Ainda, vale ressaltar que as corporações possuem no aspecto trabalhista uma função social, conforme discorre o Dr. Marlon Tomazette (2014 p. 291): 

 

“As práticas de responsabilidade social não representam apenas o cumprimento das normas do país de atuação, mas especialmente a adoção de comportamentos que atentem aos interesses da coletividade que permeia a atividade empresarial, exercendo uma função social, estando diretamente ligadas a questões de direitos humanos, meio ambiente e trabalhadores, sem que tal lista seja exaustiva. Assim sendo, o tema da responsabilidade social das corporações está ligado ao princípio da função social da empresa, que decorre do reconhecimento da função social da propriedade, mas também da busca do lucro pelas corporações”3 

 

Também neste mesmo sentido, o próprio Conselho Administrativo de Defesa Econômica – CADE dispõe o seguinte: 

 

 “Colaboradores cientes das “regras do jogo” estão em melhor posição para fazer negócios sem receio de violar as leis, assim como para procurar assistência caso identifiquem possíveis questões concorrencialmente sensíveis. Temas de ordem concorrencial aparecem com frequência em negociações comerciais; programas de compliance bem elaborados e devidamente implementados permitem aos colaboradores tomar decisões com mais confiança. O medo de violar as leis – notadamente quando envolvido risco de persecução penal – pode intimidar os colaboradores e eventualmente desestimular a concorrência mais acirrada e legítima”.4 

 

Considerando as especificidades e necessidades de cada negócio, é importante que a análise para a instauração se atenha de forma subjetiva, uma vez que nem todas as ferramentas/pilares do programa podem ser efetivas para determinada corporação. 

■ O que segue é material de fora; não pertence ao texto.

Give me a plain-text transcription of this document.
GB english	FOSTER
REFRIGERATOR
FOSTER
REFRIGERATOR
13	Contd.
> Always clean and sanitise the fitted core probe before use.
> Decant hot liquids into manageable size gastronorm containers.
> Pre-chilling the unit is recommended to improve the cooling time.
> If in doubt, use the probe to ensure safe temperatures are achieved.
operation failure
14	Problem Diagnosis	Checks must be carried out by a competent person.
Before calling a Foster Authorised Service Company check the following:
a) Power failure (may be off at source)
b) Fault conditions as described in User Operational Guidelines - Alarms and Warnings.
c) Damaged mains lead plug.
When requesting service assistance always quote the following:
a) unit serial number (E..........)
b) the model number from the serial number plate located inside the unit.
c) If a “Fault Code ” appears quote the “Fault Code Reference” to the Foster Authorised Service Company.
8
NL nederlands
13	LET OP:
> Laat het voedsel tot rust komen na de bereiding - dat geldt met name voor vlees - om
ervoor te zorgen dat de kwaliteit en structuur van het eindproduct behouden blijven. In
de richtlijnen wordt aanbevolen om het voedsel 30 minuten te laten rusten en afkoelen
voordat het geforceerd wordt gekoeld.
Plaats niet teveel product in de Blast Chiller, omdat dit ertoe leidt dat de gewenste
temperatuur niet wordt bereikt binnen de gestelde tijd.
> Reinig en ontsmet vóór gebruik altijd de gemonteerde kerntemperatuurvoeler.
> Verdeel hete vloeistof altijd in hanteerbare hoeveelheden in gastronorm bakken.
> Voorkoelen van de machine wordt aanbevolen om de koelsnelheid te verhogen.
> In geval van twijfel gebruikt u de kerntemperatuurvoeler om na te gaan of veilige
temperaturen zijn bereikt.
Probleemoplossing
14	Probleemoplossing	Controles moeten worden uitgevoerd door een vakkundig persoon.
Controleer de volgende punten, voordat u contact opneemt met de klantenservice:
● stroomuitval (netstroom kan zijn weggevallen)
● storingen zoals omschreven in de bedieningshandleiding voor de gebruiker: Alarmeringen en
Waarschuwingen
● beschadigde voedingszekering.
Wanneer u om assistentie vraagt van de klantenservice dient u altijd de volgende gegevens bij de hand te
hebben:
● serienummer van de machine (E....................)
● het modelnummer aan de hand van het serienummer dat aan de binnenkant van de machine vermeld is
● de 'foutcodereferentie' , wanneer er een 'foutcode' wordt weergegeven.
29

A auditoria inicial antes de sua efetiva implementação servirá tanto para o auxílio no procedimento de identificação dos riscos como também para o monitoramento periódico de seu correto cumprimento. 

Após essa etapa, com a consequente definição de objetivos e avaliação de riscos, é de extrema importância que ocorra a implementação das técnicas de compliance, as quais devem ser efetivas para a corporação. 

Não obstante a complexidade do sistema, a doutrina compilou em nove pilares as exigências previstas no artigo 57 do Decreto de nº 11.129/2022, o qual regulamenta a Lei Anticorrupção, quais sejam: (i) suporte da alta administração; (ii) gestão de riscos; (iii) elaboração de um código de conduta; (iv) elaboração de controles internos/políticas de compliance; (v) comunicação e treinamento para os colaboradores; (vi) gestão de terceiros; (vii) criação de um canal de denúncias; (viii) investigação interna; e, (ix) monitoramento constante/auditoria do programa. 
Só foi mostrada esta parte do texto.